I do hope my other half do nor see your post, if yes, we have to sell the house.


----------



## Dan Ante (May 4, 2016)

AfterHours said:


> My highest recommendations...
> 
> *GREATEST ALL TIME - IN RANKED ORDER*
> The Black Saint & The Sinner Lady - Charles Mingus (1963)
> ...


*You better recheck I think you have missed some.*


----------



## Casebearer (Jan 19, 2016)

He sure does. No Chris Potter, Mihály Dresch, Vijay Iyer, E.S.T., etc.....


----------



## bigboy (May 26, 2017)

One of my favorite things about Jazz as art music is that it is a form of art music which has evolved almost entirely since the advent of recording technology. I love being able to listen to various out takes and alternative versions of tracks on an album to see musicians flesh out their ideas, or being able to compare two performances of the same piece a year apart and see what has changed.
I think one of my favorite exemplars of this are the Village Vanguard albums from the Bill Evans trio, especially the two cuts of Alice in Wonderland:






I know there are lots of other great examples of this sort of thing- and I'd love to hear some comparisons that others find particularly enlightening!

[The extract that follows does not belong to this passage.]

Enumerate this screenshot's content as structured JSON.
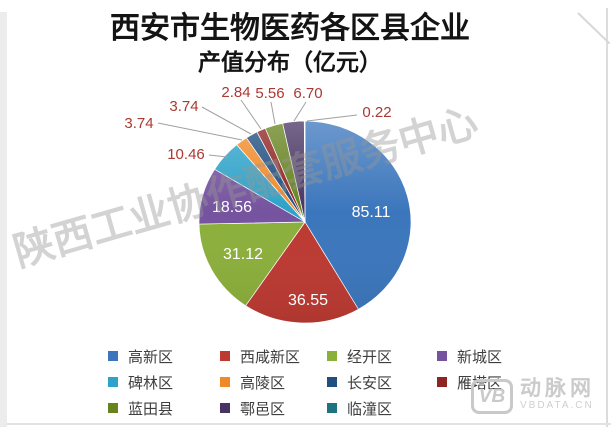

Another exciting progression is the transformation of Miles Davis from bop to fusion. And its not just listening to how the music changed, but also reading him talk in interviews about how he viewed the place of his music in the modern artistic and social dialogues.

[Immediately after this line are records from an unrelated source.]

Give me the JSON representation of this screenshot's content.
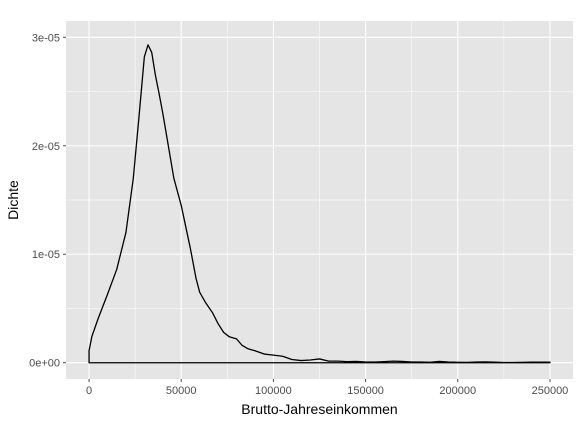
{
  "chart_data": {
    "type": "area",
    "title": "",
    "xlabel": "Brutto-Jahreseinkommen",
    "ylabel": "Dichte",
    "xlim": [
      -12500,
      262500
    ],
    "ylim": [
      -1.5e-06,
      3.15e-05
    ],
    "x_ticks": [
      0,
      50000,
      100000,
      150000,
      200000,
      250000
    ],
    "x_tick_labels": [
      "0",
      "50000",
      "100000",
      "150000",
      "200000",
      "250000"
    ],
    "y_ticks": [
      0,
      1e-05,
      2e-05,
      3e-05
    ],
    "y_tick_labels": [
      "0e+00",
      "1e-05",
      "2e-05",
      "3e-05"
    ],
    "grid": true,
    "legend": "none",
    "colors": {
      "panel": "#e5e5e5",
      "grid": "#ffffff",
      "line": "#000000",
      "ticks": "#4d4d4d"
    },
    "series": [
      {
        "x": [
          0,
          1500,
          5000,
          10000,
          15000,
          20000,
          24000,
          27000,
          30000,
          32000,
          34000,
          36000,
          38000,
          40000,
          43000,
          46000,
          50000,
          55000,
          58000,
          60000,
          63000,
          67000,
          70000,
          73000,
          76000,
          80000,
          83000,
          86000,
          90000,
          95000,
          100000,
          105000,
          110000,
          115000,
          120000,
          125000,
          130000,
          135000,
          140000,
          145000,
          150000,
          155000,
          160000,
          165000,
          170000,
          175000,
          180000,
          185000,
          190000,
          195000,
          200000,
          205000,
          210000,
          215000,
          220000,
          225000,
          230000,
          240000,
          250000
        ],
        "y": [
          1.1e-06,
          2.4e-06,
          4.1e-06,
          6.3e-06,
          8.6e-06,
          1.2e-05,
          1.7e-05,
          2.25e-05,
          2.82e-05,
          2.93e-05,
          2.86e-05,
          2.65e-05,
          2.48e-05,
          2.3e-05,
          2e-05,
          1.7e-05,
          1.45e-05,
          1.05e-05,
          7.8e-06,
          6.5e-06,
          5.6e-06,
          4.6e-06,
          3.6e-06,
          2.8e-06,
          2.4e-06,
          2.2e-06,
          1.6e-06,
          1.3e-06,
          1.1e-06,
          8e-07,
          7e-07,
          6e-07,
          3e-07,
          2e-07,
          2.5e-07,
          3.5e-07,
          1.5e-07,
          1.5e-07,
          1e-07,
          1.2e-07,
          6e-08,
          6e-08,
          1e-07,
          1.5e-07,
          1.2e-07,
          6e-08,
          6e-08,
          4e-08,
          1.2e-07,
          6e-08,
          4e-08,
          3e-08,
          6e-08,
          8e-08,
          5e-08,
          2e-08,
          2e-08,
          5e-08,
          5e-08
        ]
      }
    ]
  }
}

I suppose in the back of my mind I wish we had the same wealth of information on the the creative process of composers from 200 years ago- but I guess this makes what we do know all the more impressive!


----------



## SONNET CLV (May 31, 2014)

I suspect that _all_ jazz music is "art". Some of it, though, is not so great art, or lesser art, while a smaller portion is better art, and a very small modicum of it (as in any field of creativity) is greater art.

A child finger painting creates "art". So does Willem de Kooning.

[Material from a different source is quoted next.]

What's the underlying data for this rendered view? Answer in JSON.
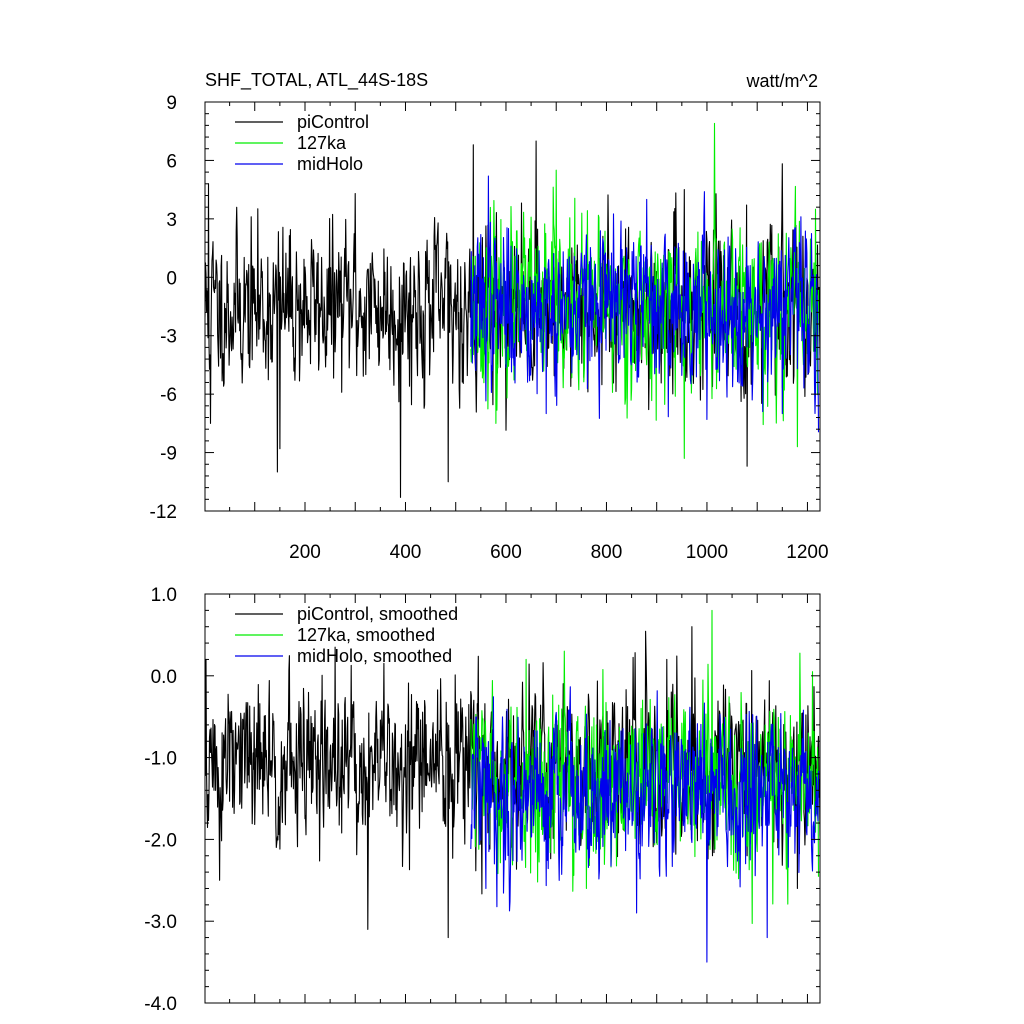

I prefer some of my grandson's recent finger painting "art" displays. But I'll invest in de Kooning.

... Er, what is the question again?


----------



## AfterHours (Mar 27, 2017)

Casebearer said:


> He sure does. No Chris Potter, Mihály Dresch, Vijay Iyer, E.S.T., etc.....


Iyer's best album is actually on there


----------



## Dan Ante (May 4, 2016)

I am still puzzled as to what actually makes a certain jazz performance "Art Music" and another as ......what?


----------



## Casebearer (Jan 19, 2016)

AfterHours said:


> Iyer's best album is actually on there


That's great. I missed it in the list (organized by title but we've talked about that).


----------



## Phil loves classical (Feb 8, 2017)

For me:

1. Mingus' Black Saint
2. Dolphy's Out to Lunch
3. Coleman's Shape of Jazz to Come
4. Monk's Brilliant Corners
5. Coltrane's Ascension


----------



## apricissimus (May 15, 2013)

I'm a complete Mingus nut. He's probably my number one favorite musician/composer in any genre of music. I have (I believe) everything he ever recorded commercially, plus a ton of bootlegs.

Maybe I'm weird, but Black Saint and the Sinner Lady is like my 12th or 13th or 15th favorite Mingus album, even though it's consistently ranked as one of the greatest jazz albums of all time.


----------



## norman bates (Aug 18, 2010)

everybody is different. I think that the best thing about Black saint and the sinner lady is that shows Mingus the arranger at his best. If I have to mention his best tunes, maybe I would look mention things on other albums (altough I really like especially the second movement), but the way Black saint is orchestrated, with those layers of instruments is incredible.
By the way, I think that (like Sun Ra for instance) Mingus was first of all a great arranger, even more than a great composer (even if he wrote some great tunes).


----------



## Guest (Jul 12, 2017)

bigboy said:


> Another exciting progression is the transformation of Miles Davis from bop to fusion. And its not just listening to how the music changed, but also reading him talk in interviews about how he viewed the place of his music in the modern artistic and social dialogues.


There is supposedly a true story that Miles was at the White House under the Reagan presidency and Nancy Reagan approached him and asked what he had done to deserve an invitation to the White House. Miles replied, "I changed the course of music five or six times. What did you do other than sleep with the president?" He was never invited back.


----------



## bigboy (May 26, 2017)

Victor Redseal said:


> replied, "I changed the course of music five or six times. What did you do other than sleep with the president?" He was never invited back.


I'd never heard that story- it gave me a good laugh, thanks


----------



## Guest (Jul 12, 2017)

Art to the point of incomprehensibility.


----------